7. Shaktan Palace and Gardens Another day trip to the only appealing tourist spot I could find in the nearby town of Thrissur. But it turned out to be really quite worth it. I saw ancient stone Buddhas, and realized I had never really known the extent of greek and chinese influence in India from centuries ago. I wandered through the strange romantic gardens. And then I went into town and lazed in a small shop where the old no-english shopkeeper and I squatted side by side playing with the handmade wooden toys as he showed me silently, but for laughter, how they worked. It was delightful.
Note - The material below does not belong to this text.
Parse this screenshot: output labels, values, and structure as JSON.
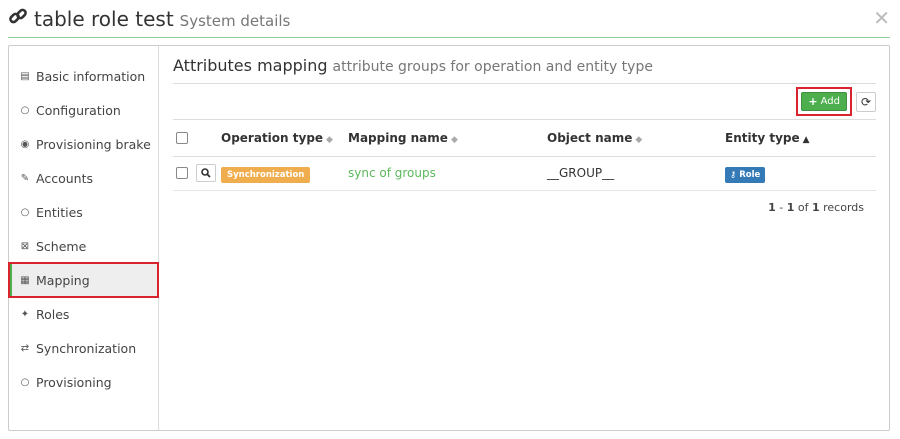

8. Ammame (grandmother) She sits at the table with her task: a large plate of tiny purple onions to peel. She searches for her waist without looking, to tuck in the end of her white cotton sari. She shakes. She peels the onions. Sugiata puts a bowl of warm milk beside her on the table and goes to get some greens from somewhere in the yard. Old Amma puts some peeled onions in the milk. I am puzzled. When I spread the table cloth she mumbled to me in malayalam and indicated I should first shake it out. The indication was perhaps involuntary but that's the part I understood. Now she thinks I understand malayalam. So she points to her bowl of milk with the onions and tells me what to do with it, but of course I have no idea. Take it away? Get another bowl? Is it to cook? What does one do with peeled onions in warm milk? Finally she gets up herself and starts to leave the outdoor dining platform carrying the onion milk in her shaky hands on her unsure footing. What do I do? Should I stop her? Will she fall? Sugiata comes to the rescue. With a little scolding, she gently escorts Ammame back to her chair and spoons the onions out of the milk. Ammame, safely seated proceeds now to drink the onionless milk with a spoon as she was originally intended to do. All the while gently muttering things I don't understand. Sugiata smiles at me. We made it.